StyleCL : Latent Dictionary Learning for StyleGAN Without Forgetting

Adarsh Kappiyath,ANMOL GARG,Ramya Hebbalaguppe,Prathosh AP

OpenReview PDF

提交: 2023-09-18更新: 2024-03-26

TL;DR

A new method for enabling continual generation from a stream of datasets without forgetting.

摘要

关键词

Continual LearningGenerative Modelling

评审与讨论

审稿意见

评分: 3置信度: 52023-10-29

A new method based on StyleGAN, termed StyleCL, is proposed for generative lifelong learning tasks. The StyleCL is developed based on frozen StyleGAN parameters and task-specific dictionary and feature adaptor parameters. By unifying the frozen StyleGAN parameters and the task-specific trainable parameters, the StyleCL might avoid catastrophic forgetting.

优点

The paper is generally easy-to-follow.

The presented techniques—novel combinations of existing ones—are likely original.

缺点

The clarity should be improved. For example, several techniques are presented without convincing justification. See the questions for details.

The advantages and disadvantages of the proposed method when compared to existing ones are not clearly stated. See the questions for details.

问题

In Algorithm 1, for task t, there are three main iterations, right? The first one is to optimize the bias b to find the most similar previous task k; the second one is to optimize Ut, bt with Eq. (4); and the last one is to optimize Ut, bt, and ϕt using Eq. (5). How to evaluate the training efficiency of the proposed StyleCL?

On choosing the most similar previous task in Section 3.4, why can Eq. (6) be used to evaluate the similarity between the current task and previous tasks?

On preventing negative forward transfer, why can the sim(t, k) in Eq. (7) be used to signify positive or negative forward transfer? How is the formula $V_{m}^k {}^{*}U_m^t V_{m}^k$ . Also, if sim(t, k)>0, then how to guarantee that optimizing the t-th objective will not lead to negative forward transfer on task k?
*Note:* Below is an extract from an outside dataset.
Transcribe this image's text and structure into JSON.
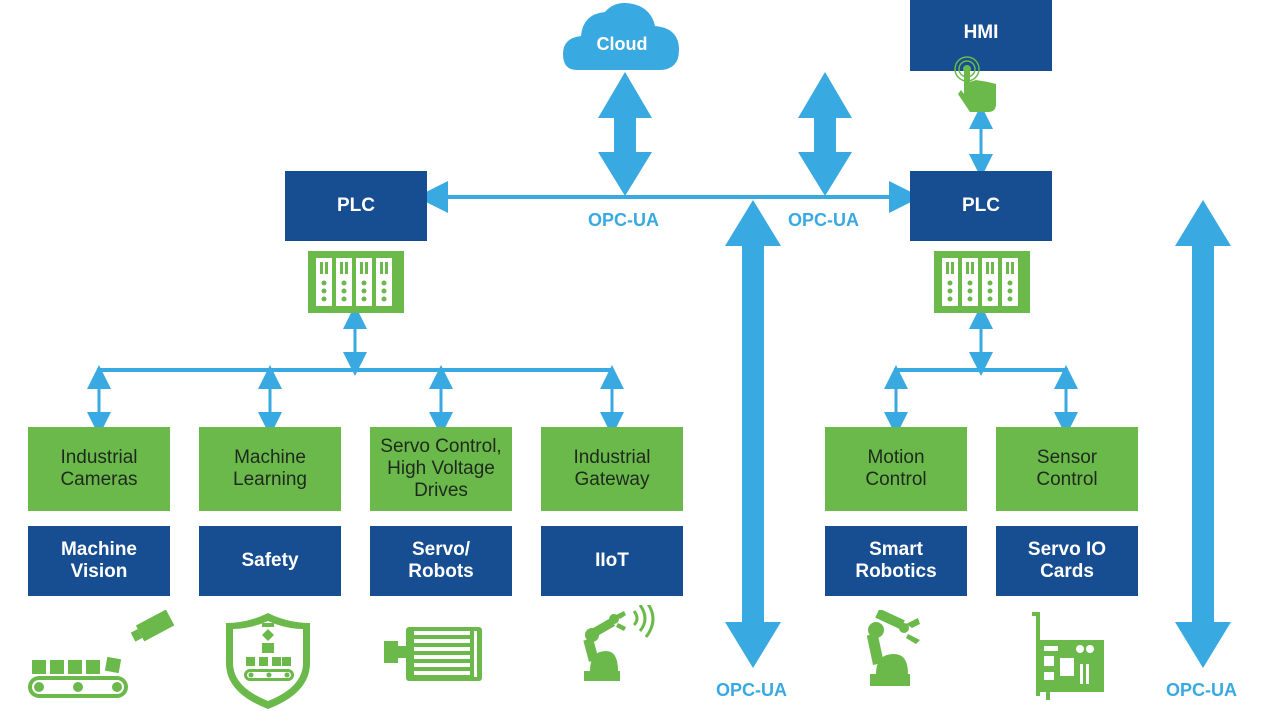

Section 3.5 is generally not clear. Please elaborate on how to modify Algorithm 1 to handle real-life scenarios without task IDs.

审稿意见

评分: 3置信度: 42023-10-31

This work propose a lifelong learning of StyleGAN without forgetting. Motivated by the finding that the latent space of StyleGAN is very versatile, the authors propose to introduce a set of dictionary vector in the latent space and a small fraction of new parameters in the weight space for each new task to be learned. Utilizing the introduced set of dictionary vectors, the authors propose a simple way to identify the most similar previous task and also characterize the nature of forward transfer between any two tasks to prevent negative forward transfer.

优点

The proposed method utilize parameter isolation along the task stream direction, which is inherently without forgetting. The learning process have capacity of positive forward transfer for semantically similar tasks, which is expected in lifelong learning filed. The size of newly introduced parameters for each task is smaller than existing methods.

缺点

The experimental results are not impressive enough. For example, the effectiveness of the positive forward transfer is only tested on a small dataset case with all tasks are positively related(all belong to the butterfly class), the forward transfer effect doesn’t show a positive relationship with the sim measure.

问题

In equation(3), the activation of s^t_m includes phi^k_m and phi^t_m, it looks like a recursive definition, then the activation of s^k_m should include phi from its nearest model and the phi for itself, and so on following the recursive rules. Why all the historical nearest models are omitted in equation (3)?
The right side of Equation(7) is a matrix? How to make comparison to zero?
The technique about overcoming task ID constraints in lifelong learning setting is not impressive, and some related problems are not mentioned, e.g. How to set a proper number for the mixture of tasks? How to exclusively employ the feature adaptors and latent vectors since we don’t know the task ID? are the historical tasks also have no task ID?
Figure 4, the t-SNE of the learned latent dictionary shows a lot of points for each task, which is confusing, since the learned latent dictionary for each task is not bigger than K, do the authors use large and different K for each task?
There is no analysis about the effect of different dictionary size K on the performance? Which K is used in the experiments? How to select K for a new dataset?
Table 2, are the backbone for all the compared methods styleGAN2? Why the performance of GAN Memory here looks much worse than the original paper, where the FID are all below 20.

审稿意见

评分: 5置信度: 22023-11-01

This paper considers the problem of continual learning for generative adversarial networks. Given a pretrained StyleGAN, this paper proposes to learn a set of dictionary vectors for each new task and shared feature adaptors. Experimental results show both qualitative and quantitative evaluation of the proposed method on image datasets.

优点

Continual learning of generative models is an interesting topic but less explored.
The proposed method seems to be effective and better than previous methods according to Table 2.
The code is provided to ensure reproducibility.

缺点

The proposed method heavily relies on the StyleGAN, so it might not be generalizable to other types of GANs or generative models.
The design choice and/or validity of the proposed method is generally not justified. Here I provide some examples, not exhaustive:

There might be many options other than having the MxdxK dictionary per task. For example, some or all vectors might be shared across stages or tasks.
The necessity of (shared) feature adaptor is not justified. Including this, authors could do ablation studies to justify the effectiveness of each proposed module.
The claim that "(the set of bias vectors) captures the relative position of the learned latent subspace in the W^+ space." is not justified.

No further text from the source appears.